Nobody should read anything into this. Flower has regularly maintained that we simply do not know what is round the corner. He is one of life’s fatalists. The notion of him succeeding Morris cannot be entirely discarded. But the fact that Flower has been able to shed his direct coaching duties for the limited-overs squads makes it less likely.
Flower is a serious man (though not without a sense of mischief) and although he unquestionably has other things he wants to do with his life, it may just have occurred to him that helping a new England team to evolve would be a feat worth achieving. On the other hand, it is just possible that he may see Morris’s departure, which came as a surprise, as the time for him to look elsewhere.
Morris has been in the job for six years and with the ECB for 16. He is returning to Glamorgan, a county he served with distinction as opening batsman and captain, and will bring to it the same studied diligence that has marked his tenure at Lord’s.
The palaver over England’s high jinks at The Oval and the Australians’ concern about our moral welfare is touching but does nothing to address how the Aussies contrived to lose 3-0, their heaviest Ashes defeat for 34 years. That was what allowed England to be on the outfield in the first place.
It is true that England did not play at their most formidable or adept throughout much of the five matches, it is true that Australia supplied a stronger challenge than many expected, it is true that when the sides regroup Down Under soon it may be a different ball game. But England won virtually all the big moments.
When the match was at stake, there was only one winner. That was exemplified at The Oval. All the running had been made by the tourists, much has been made of the fact that to win they were prepared to lose. When the umpires contentiously called it a day because the day was turning into night they were preparing to lose.

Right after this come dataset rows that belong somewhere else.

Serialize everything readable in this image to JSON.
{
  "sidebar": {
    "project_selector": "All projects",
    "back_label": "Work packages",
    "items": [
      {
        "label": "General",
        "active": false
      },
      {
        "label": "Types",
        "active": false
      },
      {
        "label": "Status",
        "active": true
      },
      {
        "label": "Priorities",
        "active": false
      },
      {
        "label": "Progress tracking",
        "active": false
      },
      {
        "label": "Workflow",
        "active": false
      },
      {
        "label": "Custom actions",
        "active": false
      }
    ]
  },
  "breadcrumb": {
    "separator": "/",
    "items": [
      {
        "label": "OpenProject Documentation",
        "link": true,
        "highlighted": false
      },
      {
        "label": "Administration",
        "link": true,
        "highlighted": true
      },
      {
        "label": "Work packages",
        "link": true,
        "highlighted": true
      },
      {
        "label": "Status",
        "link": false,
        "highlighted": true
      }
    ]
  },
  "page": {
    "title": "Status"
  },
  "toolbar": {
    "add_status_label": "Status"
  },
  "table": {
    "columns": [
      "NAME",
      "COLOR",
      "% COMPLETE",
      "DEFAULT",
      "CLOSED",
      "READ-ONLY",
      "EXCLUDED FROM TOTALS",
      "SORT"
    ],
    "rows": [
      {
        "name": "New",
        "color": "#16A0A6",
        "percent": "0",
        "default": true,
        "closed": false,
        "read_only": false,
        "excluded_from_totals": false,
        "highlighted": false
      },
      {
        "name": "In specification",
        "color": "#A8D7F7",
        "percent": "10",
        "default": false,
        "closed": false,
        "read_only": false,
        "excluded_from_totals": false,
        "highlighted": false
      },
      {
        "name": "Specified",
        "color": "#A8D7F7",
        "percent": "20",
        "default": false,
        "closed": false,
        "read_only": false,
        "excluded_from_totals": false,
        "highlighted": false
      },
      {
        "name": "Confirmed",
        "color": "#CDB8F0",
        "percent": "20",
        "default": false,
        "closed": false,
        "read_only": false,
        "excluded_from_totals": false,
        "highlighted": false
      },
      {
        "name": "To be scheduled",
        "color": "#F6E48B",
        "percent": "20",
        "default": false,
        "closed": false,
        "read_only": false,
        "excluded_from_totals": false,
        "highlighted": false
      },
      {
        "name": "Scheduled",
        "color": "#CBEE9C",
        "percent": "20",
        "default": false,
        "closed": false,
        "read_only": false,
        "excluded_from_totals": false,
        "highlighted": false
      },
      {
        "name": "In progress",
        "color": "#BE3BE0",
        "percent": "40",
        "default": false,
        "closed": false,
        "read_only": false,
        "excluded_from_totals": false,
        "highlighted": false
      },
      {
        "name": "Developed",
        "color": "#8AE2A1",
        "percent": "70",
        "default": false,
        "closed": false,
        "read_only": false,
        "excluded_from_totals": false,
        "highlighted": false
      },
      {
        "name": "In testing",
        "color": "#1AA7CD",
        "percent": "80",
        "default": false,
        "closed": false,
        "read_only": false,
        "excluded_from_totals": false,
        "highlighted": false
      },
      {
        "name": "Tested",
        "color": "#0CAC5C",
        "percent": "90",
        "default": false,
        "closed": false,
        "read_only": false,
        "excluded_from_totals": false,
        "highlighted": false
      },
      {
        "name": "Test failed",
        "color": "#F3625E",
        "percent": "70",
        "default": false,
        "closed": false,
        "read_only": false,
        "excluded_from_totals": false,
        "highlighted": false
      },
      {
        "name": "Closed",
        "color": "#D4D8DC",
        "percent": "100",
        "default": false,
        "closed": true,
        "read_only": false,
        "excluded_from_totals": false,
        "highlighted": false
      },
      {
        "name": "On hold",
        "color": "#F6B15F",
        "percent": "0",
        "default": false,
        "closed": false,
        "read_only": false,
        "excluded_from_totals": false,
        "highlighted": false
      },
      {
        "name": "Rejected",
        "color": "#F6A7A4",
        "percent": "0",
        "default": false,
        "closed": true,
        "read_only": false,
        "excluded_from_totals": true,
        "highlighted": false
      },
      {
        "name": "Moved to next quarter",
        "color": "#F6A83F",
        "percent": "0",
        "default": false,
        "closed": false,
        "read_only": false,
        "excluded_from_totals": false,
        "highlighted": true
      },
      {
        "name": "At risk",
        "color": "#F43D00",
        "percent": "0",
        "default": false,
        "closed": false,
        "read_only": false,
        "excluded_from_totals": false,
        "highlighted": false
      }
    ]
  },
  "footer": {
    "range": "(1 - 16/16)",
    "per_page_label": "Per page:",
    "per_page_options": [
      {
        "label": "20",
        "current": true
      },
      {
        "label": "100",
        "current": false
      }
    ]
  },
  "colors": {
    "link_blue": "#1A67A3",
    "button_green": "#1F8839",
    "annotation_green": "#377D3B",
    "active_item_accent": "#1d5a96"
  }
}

Tediously, perhaps erroneously but with thorough professionalism, England had hung on to what they had earlier in the match. The tourists, desperate to avoid becoming the first Australia team since 1977 not to win a Test in an Ashes series, had to gamble when the fourth day’s play was lost to rain.
The main difference between these teams – and a scoreline of 3-0 is never to be sniffed at – was that England know how to win, Australia have forgotten how. England, roundly defeated by South Africa a year ago, have lost only one of their last 14 Test matches and they rectified that defeat against India by coming back to take the series.
They will go to Australia in October more vulnerable than seemed likely. Their batsmen will have to be much better collectively but England are the holders of the Ashes deservedly and by right. They will not be easily deprived of them.
Morris’s major role: His ECB achievements
1997 Joins ECB as technical coaching director after retiring as a player having played three Tests for England.
2005 Promoted to take up role as deputy chief executive after spending six months as acting chief executive.
2007 Appointed managing director of cricket in the wake of the Schofield Report, overseeing three successive Ashes series wins.
2009 Makes Andy Flower interim, and later permanent, England coach after Peter Moores goes.